Proposed computing pipeline from preprocessing of raw MRI pictures to learning of surgical planning

Results. The complete pipeline from the MRI preprocessing to the surgery classification is depicted in Fig. 4. For both CNN and autoencoder, the available image datasets are split into training and test set with a 80/20 ratio. The training sets are augmented as previously described and the networks are trained for 100 epochs. Learning curves are available in the Supplement (A.2). On the test set, the CNN reaches an AUC of 69.8%. This is significantly lower than the AUC obtained with the numerical dataset, but it is still confirming the existence of a signal in the MRI images, and enforces the idea that radiological data are linked to stenosis diagnosis and treatment. Considering the small size of the training data, we are confident that higher precisions can be obtained if the present dataset is improved and expanded. The autoencoder learns successfully to reconstruct the images (Fig. 5). While some details are missed, it is noticeable that the dimension of a picture is now extremely reduced from \(128\times 128\times 4 = 65536\) numbers to 128. When training and testing the binary classifiers from Sect. 3 with the codes from the labeled segments, the highest mean AUC for a 20-fold cross validation test is given by a optimized LDA classifier, at 70.6%, with a corresponding standard deviation of 6.69%. The mild improvement can be explained by the extension of the dataset to the non-labeled segments.

Fig. 5.
figure 5

Image reconstruction examples by the autoencoder. (a), (c): 2 out of 4 slices of the original 3D image. (b), (d): Reconstructed image slices.

4 Discussion

While the influence of MRI scans on surgical decisions for LSS was previously unclear, our results quantitatively confirm the importance of medical imaging in LSS diagnosis and treatment planning.

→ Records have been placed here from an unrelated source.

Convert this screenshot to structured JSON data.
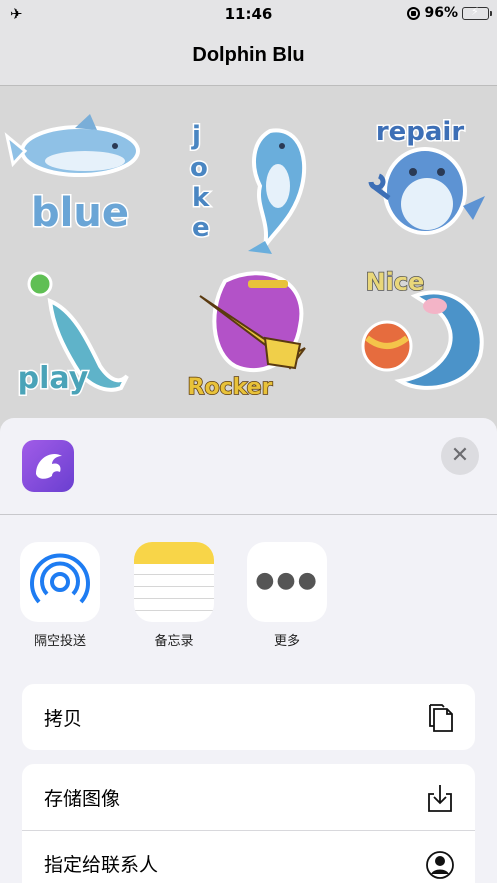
{
  "status_bar": {
    "time": "11:46",
    "battery": "96%",
    "airplane_icon": "airplane-icon"
  },
  "nav": {
    "title": "Dolphin Blu"
  },
  "stickers": [
    {
      "word": "blue",
      "color": "#7fb6df"
    },
    {
      "word": "joke",
      "color": "#6fa8dc"
    },
    {
      "word": "repair",
      "color": "#3d6fb6"
    },
    {
      "word": "play",
      "color": "#4aa3b8"
    },
    {
      "word": "Rocker",
      "color": "#b352c8"
    },
    {
      "word": "Nice",
      "color": "#e9d77a"
    }
  ],
  "share_sheet": {
    "app_icon": "dolphin-app-icon",
    "close_icon": "close-icon",
    "apps": [
      {
        "label": "隔空投送",
        "icon": "airdrop-icon"
      },
      {
        "label": "备忘录",
        "icon": "notes-icon"
      },
      {
        "label": "更多",
        "icon": "more-icon"
      }
    ],
    "actions_group_1": [
      {
        "label": "拷贝",
        "icon": "copy-icon"
      }
    ],
    "actions_group_2": [
      {
        "label": "存储图像",
        "icon": "save-image-icon"
      },
      {
        "label": "指定给联系人",
        "icon": "assign-contact-icon"
      }
    ]
  },
  "colors": {
    "accent": "#1e7cf2",
    "sheet_bg": "#f2f2f7",
    "notes_yellow": "#f8d548"
  }
}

We started by effectively modeling surgical decision-making for lumbar spine stenosis through binary classifiers, on the sole basis of manually-assessed radiological features. To reduce human bias and errors in the selection and calculation of features, we developed an automatic pipeline (Fig. 4) to work on raw MRI scans. To the best of our knowledge these are the first and initial steps towards benchmarking LSS. Supervised (CNN) and semi-supervised (convolutional autoencoders) deep learning algorithms were trained on the transformed images and accuracies around 70% on surgical planning were achieved. Compared to the results with the numerical dataset, the differences in accuracy (of about 15%) can be justified by the modest number of MRI scans. We are confident that further systematic efforts aimed at enlarging the image catalog could significantly improve the classification results and thus patient outcome.